As you look through your jewelry collection or search for your newest fashion accessory, it is easy to forget that people have been adorning themselves with pearls for centuries. The oldest written reference to pearls came from China in 2206 BC, where pearls were thought to offer protection from fire and dragons. This was likely due to the fact that ancient Chinese lore told of pearls falling from the sky when dragons fought.

Pearls have long been associated with love, which may explain why they’re the standard gift for the first, third, twelfth and thirtieth wedding anniversaries. Ancient Greeks believed that wearing pearls would prevent newlywed women from crying and would promote overall marital bliss (most pearl jewelry often does).

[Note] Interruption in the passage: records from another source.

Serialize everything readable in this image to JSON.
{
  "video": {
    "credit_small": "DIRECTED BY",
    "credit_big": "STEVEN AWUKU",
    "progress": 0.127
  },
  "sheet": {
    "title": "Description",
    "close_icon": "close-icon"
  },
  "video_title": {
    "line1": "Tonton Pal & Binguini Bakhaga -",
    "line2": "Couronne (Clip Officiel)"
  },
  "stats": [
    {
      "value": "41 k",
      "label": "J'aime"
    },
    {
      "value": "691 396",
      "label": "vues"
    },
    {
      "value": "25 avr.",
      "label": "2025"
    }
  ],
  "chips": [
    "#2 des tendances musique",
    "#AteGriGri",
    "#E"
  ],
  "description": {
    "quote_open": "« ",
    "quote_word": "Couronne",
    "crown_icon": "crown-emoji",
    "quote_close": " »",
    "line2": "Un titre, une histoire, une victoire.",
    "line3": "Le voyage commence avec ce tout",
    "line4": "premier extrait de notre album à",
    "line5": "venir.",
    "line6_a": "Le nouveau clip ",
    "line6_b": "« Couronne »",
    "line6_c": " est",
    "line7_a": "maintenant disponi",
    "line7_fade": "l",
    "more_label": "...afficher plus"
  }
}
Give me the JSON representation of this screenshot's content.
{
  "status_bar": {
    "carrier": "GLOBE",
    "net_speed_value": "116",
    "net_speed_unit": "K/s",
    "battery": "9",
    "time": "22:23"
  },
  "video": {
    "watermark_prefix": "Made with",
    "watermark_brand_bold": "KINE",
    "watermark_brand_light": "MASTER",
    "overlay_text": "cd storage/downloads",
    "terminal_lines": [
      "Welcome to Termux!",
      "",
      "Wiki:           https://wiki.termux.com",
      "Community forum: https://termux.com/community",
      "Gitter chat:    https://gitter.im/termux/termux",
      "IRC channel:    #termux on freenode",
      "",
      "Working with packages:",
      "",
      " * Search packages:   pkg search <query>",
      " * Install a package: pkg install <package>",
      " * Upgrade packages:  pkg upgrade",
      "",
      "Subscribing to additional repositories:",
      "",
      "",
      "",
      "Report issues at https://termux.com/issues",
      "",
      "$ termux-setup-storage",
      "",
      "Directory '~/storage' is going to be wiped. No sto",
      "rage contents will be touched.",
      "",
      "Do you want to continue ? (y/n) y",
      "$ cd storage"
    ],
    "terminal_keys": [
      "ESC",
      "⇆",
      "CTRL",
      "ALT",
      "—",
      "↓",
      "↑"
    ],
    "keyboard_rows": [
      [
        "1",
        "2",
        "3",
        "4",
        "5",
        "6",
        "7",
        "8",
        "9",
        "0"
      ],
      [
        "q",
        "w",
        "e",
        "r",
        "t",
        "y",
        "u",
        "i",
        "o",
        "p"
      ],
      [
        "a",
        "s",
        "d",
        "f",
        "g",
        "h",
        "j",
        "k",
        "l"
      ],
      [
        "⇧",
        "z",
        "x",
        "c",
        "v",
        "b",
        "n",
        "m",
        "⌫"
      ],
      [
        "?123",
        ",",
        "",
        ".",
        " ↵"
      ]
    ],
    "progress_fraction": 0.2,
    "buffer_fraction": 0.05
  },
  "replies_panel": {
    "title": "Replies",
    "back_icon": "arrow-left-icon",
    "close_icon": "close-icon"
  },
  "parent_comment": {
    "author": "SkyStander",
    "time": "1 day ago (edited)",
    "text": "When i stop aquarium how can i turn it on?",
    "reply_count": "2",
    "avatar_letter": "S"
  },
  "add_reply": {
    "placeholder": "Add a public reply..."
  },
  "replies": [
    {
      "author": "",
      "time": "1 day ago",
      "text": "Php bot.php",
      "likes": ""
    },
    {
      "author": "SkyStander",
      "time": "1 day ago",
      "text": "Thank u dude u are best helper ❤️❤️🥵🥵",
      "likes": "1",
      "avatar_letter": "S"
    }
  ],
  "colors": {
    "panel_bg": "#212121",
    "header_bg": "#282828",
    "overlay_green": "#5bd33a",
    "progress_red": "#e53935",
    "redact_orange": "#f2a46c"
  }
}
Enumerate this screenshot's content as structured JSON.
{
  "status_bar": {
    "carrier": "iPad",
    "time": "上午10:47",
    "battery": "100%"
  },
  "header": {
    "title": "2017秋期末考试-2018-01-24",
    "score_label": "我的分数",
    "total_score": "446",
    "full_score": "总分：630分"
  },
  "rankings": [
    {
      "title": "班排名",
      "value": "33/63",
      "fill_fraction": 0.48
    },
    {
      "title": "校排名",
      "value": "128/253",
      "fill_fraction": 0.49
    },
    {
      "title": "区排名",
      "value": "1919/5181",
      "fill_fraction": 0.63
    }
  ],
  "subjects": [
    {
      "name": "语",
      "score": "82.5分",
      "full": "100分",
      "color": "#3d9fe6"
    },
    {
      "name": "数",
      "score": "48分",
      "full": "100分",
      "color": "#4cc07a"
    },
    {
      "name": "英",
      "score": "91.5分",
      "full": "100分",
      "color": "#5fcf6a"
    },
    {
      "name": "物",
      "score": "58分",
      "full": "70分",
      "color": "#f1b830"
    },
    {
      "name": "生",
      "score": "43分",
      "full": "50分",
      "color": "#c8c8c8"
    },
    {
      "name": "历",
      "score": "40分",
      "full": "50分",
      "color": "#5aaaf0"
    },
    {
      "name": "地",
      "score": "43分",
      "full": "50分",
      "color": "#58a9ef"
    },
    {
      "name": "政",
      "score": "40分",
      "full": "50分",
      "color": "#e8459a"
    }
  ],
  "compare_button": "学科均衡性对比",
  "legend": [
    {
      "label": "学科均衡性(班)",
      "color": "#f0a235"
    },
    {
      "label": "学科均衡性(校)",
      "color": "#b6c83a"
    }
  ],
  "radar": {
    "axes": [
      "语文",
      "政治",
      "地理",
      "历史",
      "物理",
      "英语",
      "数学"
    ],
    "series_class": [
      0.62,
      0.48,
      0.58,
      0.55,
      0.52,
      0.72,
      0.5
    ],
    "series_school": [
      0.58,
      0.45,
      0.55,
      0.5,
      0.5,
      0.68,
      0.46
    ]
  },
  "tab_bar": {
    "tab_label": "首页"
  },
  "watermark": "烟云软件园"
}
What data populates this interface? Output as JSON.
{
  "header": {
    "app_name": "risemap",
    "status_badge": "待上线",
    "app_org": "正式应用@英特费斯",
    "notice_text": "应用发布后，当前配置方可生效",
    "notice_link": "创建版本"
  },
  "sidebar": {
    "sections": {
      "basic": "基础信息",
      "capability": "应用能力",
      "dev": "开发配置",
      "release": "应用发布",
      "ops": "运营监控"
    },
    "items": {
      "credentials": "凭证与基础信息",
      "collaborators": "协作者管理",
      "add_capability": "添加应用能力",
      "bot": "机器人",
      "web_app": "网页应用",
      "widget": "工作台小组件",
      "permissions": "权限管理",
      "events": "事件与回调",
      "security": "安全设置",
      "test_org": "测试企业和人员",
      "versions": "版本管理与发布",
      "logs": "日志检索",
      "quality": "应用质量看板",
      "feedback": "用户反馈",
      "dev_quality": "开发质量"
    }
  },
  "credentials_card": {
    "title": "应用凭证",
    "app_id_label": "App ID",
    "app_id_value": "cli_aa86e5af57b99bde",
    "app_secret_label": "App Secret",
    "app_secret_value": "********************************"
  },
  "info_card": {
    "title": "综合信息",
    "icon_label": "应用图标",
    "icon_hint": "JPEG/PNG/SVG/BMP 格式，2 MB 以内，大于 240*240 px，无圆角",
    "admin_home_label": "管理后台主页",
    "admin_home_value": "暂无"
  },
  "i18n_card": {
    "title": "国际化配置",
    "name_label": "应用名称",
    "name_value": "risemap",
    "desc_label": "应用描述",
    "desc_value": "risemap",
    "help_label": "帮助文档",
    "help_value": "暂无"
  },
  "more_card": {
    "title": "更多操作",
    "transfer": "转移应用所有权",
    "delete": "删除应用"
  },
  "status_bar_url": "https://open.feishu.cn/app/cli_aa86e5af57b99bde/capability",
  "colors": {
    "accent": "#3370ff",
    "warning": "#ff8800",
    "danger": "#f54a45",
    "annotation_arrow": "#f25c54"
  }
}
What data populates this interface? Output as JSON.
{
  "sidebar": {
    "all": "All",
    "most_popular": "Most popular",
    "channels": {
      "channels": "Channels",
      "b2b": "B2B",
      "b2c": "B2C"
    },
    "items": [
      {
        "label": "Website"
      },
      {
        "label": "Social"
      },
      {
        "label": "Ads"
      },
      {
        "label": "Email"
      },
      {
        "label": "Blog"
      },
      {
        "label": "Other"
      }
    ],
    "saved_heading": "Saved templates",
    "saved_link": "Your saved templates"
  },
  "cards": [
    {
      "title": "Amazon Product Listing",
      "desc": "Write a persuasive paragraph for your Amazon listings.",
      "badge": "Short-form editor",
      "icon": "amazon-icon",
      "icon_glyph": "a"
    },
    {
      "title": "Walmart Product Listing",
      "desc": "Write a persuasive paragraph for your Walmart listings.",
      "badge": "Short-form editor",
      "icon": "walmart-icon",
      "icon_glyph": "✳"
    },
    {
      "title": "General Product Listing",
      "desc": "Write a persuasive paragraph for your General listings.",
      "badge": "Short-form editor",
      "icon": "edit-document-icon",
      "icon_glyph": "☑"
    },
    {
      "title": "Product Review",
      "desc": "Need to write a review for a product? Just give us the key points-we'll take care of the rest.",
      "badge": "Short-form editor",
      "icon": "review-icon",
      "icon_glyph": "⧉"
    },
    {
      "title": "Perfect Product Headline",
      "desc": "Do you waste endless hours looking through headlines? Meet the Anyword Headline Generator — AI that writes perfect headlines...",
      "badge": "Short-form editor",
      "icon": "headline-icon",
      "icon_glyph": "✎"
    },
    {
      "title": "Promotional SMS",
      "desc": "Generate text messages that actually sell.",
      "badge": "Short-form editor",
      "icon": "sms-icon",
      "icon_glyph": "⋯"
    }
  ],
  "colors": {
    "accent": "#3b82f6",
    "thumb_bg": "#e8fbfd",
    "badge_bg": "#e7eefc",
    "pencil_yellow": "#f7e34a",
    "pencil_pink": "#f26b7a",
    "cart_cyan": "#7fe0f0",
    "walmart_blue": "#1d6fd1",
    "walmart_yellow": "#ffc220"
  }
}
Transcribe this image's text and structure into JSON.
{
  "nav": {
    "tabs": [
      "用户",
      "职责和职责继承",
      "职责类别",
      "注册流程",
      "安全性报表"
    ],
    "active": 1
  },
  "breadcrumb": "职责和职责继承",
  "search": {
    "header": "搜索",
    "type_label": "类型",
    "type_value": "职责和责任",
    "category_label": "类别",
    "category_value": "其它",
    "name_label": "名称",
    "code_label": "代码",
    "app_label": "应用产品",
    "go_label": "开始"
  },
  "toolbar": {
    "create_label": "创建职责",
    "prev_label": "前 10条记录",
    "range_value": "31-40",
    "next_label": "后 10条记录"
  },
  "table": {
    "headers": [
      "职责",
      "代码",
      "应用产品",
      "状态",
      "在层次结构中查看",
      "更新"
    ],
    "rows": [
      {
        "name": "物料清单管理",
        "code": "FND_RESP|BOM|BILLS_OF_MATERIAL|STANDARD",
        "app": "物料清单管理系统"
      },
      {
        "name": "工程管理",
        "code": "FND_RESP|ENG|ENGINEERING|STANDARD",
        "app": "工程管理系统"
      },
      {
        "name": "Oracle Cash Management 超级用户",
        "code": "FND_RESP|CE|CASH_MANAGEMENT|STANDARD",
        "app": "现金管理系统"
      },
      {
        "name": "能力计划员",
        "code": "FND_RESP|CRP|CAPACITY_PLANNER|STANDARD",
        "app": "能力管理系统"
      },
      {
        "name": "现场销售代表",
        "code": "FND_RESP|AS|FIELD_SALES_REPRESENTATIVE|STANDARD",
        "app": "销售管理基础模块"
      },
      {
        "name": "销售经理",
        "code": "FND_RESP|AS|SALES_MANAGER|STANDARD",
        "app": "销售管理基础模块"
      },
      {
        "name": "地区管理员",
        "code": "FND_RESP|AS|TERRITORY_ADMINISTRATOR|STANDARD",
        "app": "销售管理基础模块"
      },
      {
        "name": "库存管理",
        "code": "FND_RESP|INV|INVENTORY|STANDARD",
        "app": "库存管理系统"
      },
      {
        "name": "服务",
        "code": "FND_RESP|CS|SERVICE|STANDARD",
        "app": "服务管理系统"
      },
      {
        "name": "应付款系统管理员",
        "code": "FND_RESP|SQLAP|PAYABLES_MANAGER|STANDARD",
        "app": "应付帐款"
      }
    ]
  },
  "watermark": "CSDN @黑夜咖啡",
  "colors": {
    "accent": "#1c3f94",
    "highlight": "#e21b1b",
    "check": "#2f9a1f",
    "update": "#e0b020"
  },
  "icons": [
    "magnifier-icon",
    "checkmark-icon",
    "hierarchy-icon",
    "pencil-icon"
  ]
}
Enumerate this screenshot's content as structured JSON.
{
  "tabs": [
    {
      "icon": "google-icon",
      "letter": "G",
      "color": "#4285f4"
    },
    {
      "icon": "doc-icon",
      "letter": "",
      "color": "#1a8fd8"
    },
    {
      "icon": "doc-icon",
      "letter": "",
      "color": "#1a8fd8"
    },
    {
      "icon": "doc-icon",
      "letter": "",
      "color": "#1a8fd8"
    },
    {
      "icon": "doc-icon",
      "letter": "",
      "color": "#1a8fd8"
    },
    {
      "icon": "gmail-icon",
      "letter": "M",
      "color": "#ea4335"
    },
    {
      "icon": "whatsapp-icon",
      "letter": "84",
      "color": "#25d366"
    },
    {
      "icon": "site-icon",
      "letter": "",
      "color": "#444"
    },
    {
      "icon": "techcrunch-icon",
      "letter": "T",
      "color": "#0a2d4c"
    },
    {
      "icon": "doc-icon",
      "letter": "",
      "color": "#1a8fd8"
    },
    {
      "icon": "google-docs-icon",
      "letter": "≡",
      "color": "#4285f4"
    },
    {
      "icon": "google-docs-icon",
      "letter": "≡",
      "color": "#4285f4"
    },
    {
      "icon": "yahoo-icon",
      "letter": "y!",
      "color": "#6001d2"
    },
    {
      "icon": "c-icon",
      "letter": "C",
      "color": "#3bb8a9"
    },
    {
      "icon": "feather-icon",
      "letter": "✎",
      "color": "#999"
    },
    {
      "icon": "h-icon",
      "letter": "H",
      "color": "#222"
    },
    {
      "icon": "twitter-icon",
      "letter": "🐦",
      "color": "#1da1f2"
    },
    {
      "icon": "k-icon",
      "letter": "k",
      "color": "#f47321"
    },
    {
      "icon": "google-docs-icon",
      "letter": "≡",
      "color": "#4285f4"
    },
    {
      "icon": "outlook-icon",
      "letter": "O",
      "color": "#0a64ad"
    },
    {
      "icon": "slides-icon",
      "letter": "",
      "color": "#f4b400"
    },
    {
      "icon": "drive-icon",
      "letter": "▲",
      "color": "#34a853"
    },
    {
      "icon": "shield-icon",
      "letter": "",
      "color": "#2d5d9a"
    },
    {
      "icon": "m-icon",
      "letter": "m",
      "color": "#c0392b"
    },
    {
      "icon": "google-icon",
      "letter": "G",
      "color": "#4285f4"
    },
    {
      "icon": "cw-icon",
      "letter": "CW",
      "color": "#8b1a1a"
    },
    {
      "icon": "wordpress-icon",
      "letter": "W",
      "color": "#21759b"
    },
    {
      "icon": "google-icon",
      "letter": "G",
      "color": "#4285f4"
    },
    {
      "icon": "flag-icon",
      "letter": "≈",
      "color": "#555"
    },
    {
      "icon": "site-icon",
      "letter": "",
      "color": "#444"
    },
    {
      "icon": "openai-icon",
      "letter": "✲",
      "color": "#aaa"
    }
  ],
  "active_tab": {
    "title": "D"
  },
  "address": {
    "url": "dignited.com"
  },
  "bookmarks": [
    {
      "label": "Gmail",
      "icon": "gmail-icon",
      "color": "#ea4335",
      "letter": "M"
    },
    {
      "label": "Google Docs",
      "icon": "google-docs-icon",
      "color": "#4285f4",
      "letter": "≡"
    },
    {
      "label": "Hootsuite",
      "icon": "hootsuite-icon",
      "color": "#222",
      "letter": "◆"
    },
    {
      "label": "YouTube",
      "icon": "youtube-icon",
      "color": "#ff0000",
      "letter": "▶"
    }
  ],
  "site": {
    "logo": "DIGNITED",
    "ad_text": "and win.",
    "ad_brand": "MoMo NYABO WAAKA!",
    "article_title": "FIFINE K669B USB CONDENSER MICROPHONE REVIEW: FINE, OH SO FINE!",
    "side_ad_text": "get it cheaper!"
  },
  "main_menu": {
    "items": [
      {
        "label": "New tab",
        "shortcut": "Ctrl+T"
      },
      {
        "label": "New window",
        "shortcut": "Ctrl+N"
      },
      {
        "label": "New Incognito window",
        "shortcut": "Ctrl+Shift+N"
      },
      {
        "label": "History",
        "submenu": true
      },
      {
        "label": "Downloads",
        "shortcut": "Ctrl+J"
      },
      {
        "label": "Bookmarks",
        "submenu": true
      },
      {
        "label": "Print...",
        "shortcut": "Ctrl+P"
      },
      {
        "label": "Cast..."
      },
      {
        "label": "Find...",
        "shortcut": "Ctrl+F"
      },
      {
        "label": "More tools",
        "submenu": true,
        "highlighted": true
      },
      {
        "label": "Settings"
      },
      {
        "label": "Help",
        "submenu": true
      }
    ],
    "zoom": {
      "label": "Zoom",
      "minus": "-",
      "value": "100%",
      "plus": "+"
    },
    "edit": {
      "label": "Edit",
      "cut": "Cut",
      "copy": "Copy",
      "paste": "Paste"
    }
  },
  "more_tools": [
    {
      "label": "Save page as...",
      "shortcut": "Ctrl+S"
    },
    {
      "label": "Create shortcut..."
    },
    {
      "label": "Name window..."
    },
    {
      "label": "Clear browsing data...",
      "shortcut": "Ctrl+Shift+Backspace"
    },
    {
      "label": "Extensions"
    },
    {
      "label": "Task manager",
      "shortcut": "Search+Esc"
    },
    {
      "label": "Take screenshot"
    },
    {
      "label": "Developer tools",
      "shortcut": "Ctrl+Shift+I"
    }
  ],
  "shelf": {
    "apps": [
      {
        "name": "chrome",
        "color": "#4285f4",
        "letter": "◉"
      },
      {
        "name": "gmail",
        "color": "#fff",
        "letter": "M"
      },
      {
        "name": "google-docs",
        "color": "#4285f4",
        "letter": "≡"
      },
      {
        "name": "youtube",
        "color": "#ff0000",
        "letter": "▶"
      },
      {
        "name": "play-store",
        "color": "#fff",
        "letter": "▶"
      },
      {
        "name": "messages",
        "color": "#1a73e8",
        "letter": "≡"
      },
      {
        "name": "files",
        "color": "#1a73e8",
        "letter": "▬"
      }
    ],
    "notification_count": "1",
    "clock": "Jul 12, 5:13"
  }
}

In ancient Rome and medieval France, only the aristocracy was allowed to wear pearls – a restriction unlikely to have been met with much of a challenge, given the expense of these gems at the time. Christopher Columbus told of native peoples adorning themselves in pearls during his voyages to the New World. And in Elizabethan England, pearls could only be worn by royalty. The predictable result was that pearls came to be associated with wealth and power, making them all the more desirable.

So as you freely choose to wear a strand of pearls or other piece of pearl jewelry from your collection, or as you shop for something new, remember that as recently as a few hundred years ago your jewelry could have been limited to the neck of a queen. Thankfully, changing times have made pearl jewelry available to us all.